An advertisement for Apple’s first iPhone breached regulations by misleadingly claiming that users could access all of the internet, a watchdog has ruled.
The television advert for the iPhone showed a user scrolling through various web pages before a voice-over said: ‘You never know which part of the internet you’ll need,’ and later: ‘Which is why all the parts of the internet are on the iPhone.’
But two viewers said the claim was misleading because the iPhone did not support Flash or Java applications, both integral to many web pages.
The Advertising Standards Authority (ASA) upheld the complaint, ruling the advert gave a ‘misleading impression’ of the iPhone’s internet capability.
It noted that the phone could not use Java and Flash software, leaving users unable to access certain features on some websites or some websites in their entirety.
The ASA said it considered Apple’s argument that the advert was about ‘site availability rather than technical detail’, but said the claims suggested users would have complete access to the internet.
It has told Apple the advert must not be broadcast again in its current form.

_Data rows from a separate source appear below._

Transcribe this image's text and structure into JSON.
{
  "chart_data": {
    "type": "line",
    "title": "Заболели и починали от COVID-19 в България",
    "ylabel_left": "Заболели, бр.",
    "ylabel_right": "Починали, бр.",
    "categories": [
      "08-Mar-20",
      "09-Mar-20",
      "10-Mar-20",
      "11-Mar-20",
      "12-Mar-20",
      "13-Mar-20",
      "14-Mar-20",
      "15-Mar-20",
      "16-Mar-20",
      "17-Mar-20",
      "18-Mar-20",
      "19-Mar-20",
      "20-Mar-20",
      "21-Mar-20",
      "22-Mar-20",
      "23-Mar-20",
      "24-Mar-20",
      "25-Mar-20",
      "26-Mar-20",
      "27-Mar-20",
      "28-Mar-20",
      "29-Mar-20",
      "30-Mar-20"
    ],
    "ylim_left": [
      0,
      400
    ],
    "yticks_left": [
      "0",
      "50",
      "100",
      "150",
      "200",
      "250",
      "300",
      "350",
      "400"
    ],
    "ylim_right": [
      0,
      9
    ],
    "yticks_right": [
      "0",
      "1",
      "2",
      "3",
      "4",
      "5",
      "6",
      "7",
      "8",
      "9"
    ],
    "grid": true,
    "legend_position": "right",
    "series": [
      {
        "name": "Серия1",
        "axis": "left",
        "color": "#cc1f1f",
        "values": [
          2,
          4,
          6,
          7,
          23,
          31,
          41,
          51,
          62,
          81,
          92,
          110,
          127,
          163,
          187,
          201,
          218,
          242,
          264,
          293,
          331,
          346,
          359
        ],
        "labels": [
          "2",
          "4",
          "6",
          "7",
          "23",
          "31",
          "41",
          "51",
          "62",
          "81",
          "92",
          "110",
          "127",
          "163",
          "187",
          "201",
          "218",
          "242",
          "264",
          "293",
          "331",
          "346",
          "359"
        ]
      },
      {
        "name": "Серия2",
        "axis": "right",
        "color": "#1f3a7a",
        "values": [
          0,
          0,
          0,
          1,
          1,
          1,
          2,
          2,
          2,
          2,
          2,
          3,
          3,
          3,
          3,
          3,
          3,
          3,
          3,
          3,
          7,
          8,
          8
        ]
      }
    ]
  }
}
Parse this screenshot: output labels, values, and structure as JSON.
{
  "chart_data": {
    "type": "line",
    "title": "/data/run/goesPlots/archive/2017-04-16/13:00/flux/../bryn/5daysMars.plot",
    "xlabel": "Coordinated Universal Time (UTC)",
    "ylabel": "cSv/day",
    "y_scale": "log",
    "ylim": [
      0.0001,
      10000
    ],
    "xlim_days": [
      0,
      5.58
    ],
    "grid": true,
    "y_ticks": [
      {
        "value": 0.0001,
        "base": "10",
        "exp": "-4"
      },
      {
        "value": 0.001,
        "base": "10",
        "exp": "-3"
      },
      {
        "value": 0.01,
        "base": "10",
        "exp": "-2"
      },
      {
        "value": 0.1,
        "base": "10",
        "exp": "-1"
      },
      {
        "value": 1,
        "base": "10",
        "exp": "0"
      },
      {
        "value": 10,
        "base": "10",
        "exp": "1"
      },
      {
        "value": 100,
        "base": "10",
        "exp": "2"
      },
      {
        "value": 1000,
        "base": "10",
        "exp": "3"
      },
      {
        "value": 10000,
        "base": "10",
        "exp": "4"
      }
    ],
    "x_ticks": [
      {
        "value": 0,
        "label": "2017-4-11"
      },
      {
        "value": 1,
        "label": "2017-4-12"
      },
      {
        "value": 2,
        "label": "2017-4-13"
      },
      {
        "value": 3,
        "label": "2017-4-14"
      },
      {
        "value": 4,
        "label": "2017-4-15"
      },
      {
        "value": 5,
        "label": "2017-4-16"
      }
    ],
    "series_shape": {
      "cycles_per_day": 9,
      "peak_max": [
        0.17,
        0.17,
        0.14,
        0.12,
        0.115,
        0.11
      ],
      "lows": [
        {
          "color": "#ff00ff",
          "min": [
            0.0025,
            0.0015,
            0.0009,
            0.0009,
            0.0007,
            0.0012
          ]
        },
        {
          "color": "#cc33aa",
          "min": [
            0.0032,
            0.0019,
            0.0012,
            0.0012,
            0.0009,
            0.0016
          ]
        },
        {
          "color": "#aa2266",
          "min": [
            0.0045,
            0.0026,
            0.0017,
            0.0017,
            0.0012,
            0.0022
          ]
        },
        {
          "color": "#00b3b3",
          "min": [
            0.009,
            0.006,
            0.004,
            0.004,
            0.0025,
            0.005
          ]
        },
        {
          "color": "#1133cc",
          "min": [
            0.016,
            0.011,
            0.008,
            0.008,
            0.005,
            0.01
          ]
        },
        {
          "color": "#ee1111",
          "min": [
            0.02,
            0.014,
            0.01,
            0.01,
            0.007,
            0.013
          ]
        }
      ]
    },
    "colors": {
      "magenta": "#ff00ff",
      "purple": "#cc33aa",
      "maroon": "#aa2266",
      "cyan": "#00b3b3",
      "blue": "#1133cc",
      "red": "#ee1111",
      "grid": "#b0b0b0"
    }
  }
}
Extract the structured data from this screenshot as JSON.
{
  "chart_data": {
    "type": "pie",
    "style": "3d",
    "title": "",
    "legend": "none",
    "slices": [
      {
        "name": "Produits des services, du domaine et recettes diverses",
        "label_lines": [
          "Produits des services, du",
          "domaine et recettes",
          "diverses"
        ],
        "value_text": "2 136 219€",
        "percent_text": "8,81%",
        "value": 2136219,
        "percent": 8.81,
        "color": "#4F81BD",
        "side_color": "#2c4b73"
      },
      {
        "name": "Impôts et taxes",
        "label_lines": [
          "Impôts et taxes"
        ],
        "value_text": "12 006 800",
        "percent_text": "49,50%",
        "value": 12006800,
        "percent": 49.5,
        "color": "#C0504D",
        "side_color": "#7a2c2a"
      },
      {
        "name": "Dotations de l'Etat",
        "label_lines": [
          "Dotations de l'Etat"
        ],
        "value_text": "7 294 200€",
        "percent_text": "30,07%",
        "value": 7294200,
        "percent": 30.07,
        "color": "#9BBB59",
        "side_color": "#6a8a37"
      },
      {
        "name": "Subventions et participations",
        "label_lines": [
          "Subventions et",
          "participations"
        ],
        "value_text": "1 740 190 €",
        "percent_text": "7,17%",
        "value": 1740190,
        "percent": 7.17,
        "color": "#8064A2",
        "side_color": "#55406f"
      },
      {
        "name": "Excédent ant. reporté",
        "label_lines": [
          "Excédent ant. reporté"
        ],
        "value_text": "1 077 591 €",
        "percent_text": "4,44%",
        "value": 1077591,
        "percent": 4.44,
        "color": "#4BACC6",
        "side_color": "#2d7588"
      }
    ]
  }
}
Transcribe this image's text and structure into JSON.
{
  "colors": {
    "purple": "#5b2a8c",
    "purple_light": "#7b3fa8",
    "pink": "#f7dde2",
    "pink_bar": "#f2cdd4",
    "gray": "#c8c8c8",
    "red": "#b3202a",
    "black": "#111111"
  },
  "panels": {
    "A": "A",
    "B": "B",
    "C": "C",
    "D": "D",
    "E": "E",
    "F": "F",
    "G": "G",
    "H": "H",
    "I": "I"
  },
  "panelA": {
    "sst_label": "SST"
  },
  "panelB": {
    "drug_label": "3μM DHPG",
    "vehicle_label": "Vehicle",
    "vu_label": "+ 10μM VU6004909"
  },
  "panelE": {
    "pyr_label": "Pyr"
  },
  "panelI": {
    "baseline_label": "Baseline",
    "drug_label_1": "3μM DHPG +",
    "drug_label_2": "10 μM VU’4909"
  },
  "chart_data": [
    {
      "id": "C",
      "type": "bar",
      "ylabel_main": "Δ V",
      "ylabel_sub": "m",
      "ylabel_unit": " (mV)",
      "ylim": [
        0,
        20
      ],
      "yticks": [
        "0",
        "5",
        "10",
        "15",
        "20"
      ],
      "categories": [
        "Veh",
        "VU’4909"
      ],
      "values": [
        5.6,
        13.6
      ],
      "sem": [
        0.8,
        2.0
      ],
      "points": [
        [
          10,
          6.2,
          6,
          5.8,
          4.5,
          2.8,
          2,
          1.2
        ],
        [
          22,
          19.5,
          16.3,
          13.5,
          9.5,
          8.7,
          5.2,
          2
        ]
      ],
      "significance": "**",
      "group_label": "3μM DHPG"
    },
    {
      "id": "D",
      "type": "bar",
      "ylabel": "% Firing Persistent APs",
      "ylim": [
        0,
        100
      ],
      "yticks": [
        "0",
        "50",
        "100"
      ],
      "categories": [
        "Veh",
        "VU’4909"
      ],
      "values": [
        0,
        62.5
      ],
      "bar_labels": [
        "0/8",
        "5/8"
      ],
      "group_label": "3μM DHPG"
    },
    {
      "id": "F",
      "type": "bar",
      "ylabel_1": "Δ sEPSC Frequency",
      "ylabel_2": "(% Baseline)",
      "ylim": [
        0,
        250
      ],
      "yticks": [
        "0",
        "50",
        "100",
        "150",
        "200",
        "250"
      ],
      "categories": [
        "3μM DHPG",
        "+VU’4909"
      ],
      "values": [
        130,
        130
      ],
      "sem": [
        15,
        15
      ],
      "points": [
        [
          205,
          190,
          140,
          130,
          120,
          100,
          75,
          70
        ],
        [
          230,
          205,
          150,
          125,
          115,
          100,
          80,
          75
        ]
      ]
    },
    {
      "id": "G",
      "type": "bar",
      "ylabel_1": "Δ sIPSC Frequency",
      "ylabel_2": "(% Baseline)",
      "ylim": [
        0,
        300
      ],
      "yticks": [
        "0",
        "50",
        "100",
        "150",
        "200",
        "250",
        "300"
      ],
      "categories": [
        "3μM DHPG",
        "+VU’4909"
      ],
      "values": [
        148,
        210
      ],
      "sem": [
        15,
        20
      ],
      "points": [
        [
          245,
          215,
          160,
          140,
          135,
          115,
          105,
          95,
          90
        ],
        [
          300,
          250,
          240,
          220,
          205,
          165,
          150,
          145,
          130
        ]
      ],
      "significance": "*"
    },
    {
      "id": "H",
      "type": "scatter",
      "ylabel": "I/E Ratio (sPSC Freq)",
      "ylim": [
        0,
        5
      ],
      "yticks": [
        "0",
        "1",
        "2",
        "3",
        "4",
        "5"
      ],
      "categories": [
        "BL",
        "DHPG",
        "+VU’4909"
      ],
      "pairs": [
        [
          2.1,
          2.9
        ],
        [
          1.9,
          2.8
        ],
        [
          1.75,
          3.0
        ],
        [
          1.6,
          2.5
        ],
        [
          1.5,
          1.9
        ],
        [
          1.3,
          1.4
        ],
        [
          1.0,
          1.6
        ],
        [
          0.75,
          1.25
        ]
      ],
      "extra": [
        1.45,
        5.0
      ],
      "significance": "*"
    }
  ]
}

Defending the advert, Apple said it aimed to show that the iPhone could access all internet websites compared with other handsets that were limited to sites selected by service providers.
All the websites featured in the advert were available on the iPhone and were shown as they would be seen by the user.
The company said it was clear that the reference to ‘all parts of the internet’ referred to internet site availability, and not to every function available on every website.